The second question relates to foreign policy and security policy of the country. It is pretty clear that one main bone of contention between the civil and military factions of the state is the issue of control over foreign policy. Nawaz Sharif’s effort for normalising relationship with the neighbours, particularly with India and Afghanistan became a major point of friction with the other side. So far security establishment has prevailed and support for Afghan Taliban and militants active against India is continuing.
But this policy has reached a dead end and is dramatically leading to international isolation of the country.

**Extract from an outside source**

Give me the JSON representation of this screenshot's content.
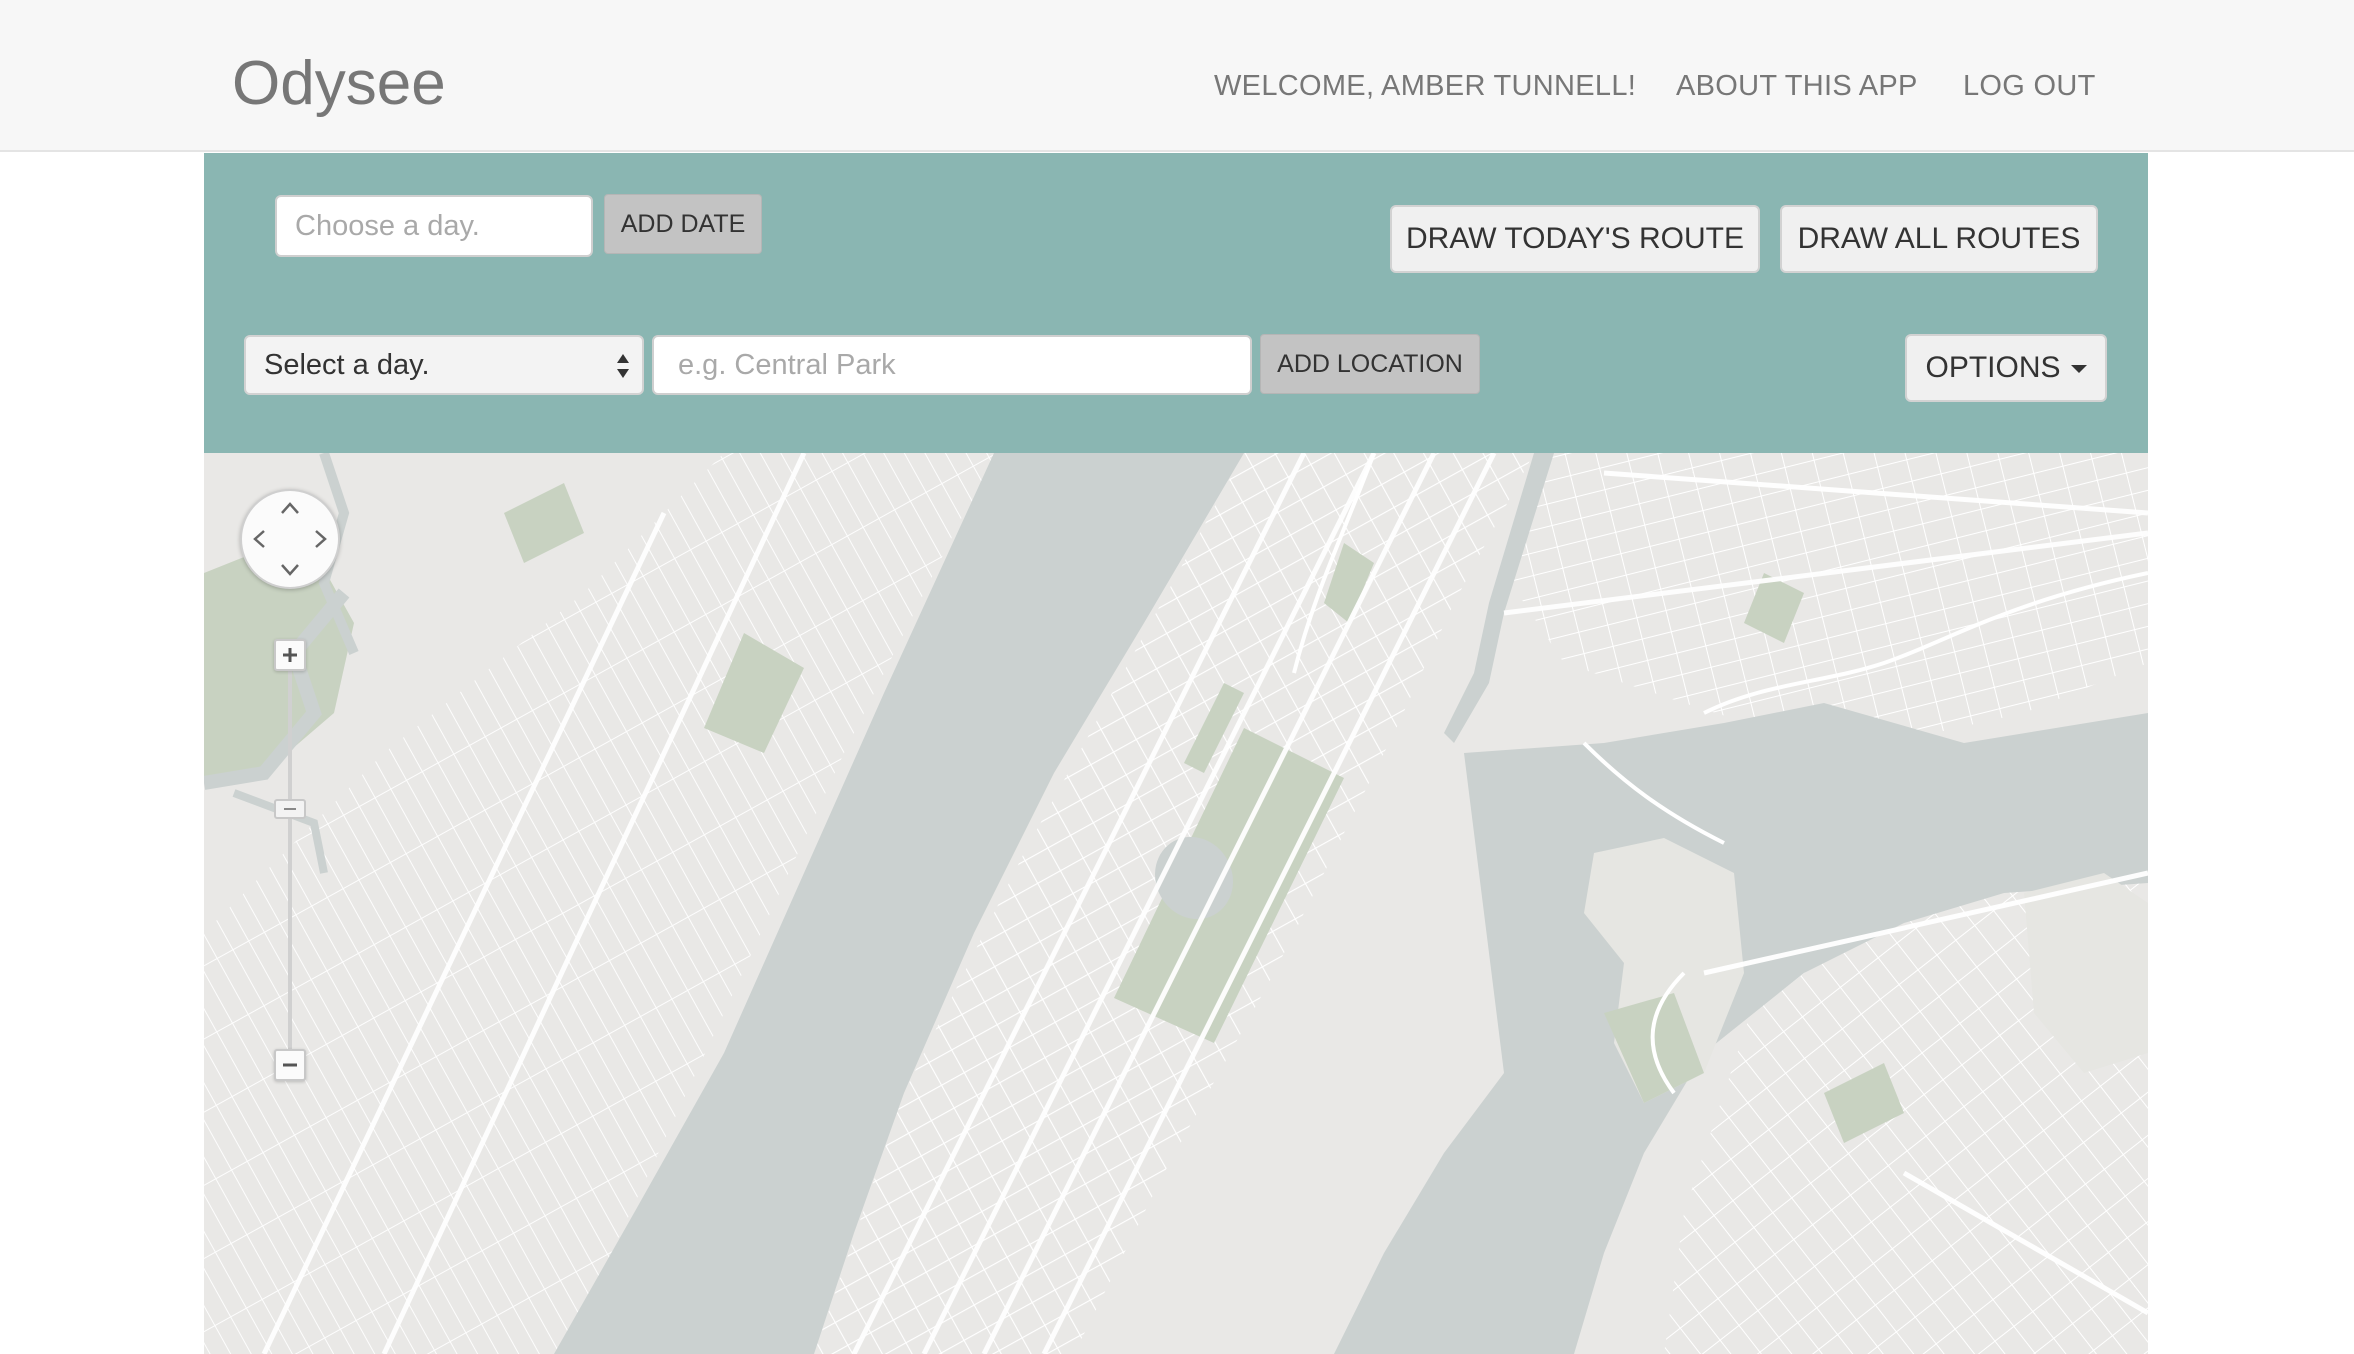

The FATF’s decision on February 23 in Paris about putting Pakistan on a grey list from the coming June is the latest indication of the failure of Jihadist foreign policy. More important than the increasing US pressure is the growing symptoms of Chinese fatigue syndrome in protecting Pakistan from adverse action by international community. It’s high time to take bold steps for getting back from the precipice. Going ahead on this dangerous path will be following in the footsteps of Saddam Hussain’s Iraq and Gaddafi’s Libya. It’s urgent and corrective measures on this front can’t wait for complete restoration of democracy.
There is a silver lining in the otherwise bleak situation. In a long time the people of Punjab province (which is a real bastion of power in present Pakistan) are rallying behind Nawaz Sharif who has boldly challenged the political engineering of the security establishment. Nawaz Sharif will have to build an inclusive and broad democratic campaign by addressing the major socio political issues such as eliminating terrorism, bringing peace to Balochistan, empowering of FATA Pashtuns and people of Gilgit Baltistan apart from restoring sanctity of the vote for putting the country back on track.
 The writer is a retired Senator and an analyst of regional affairs.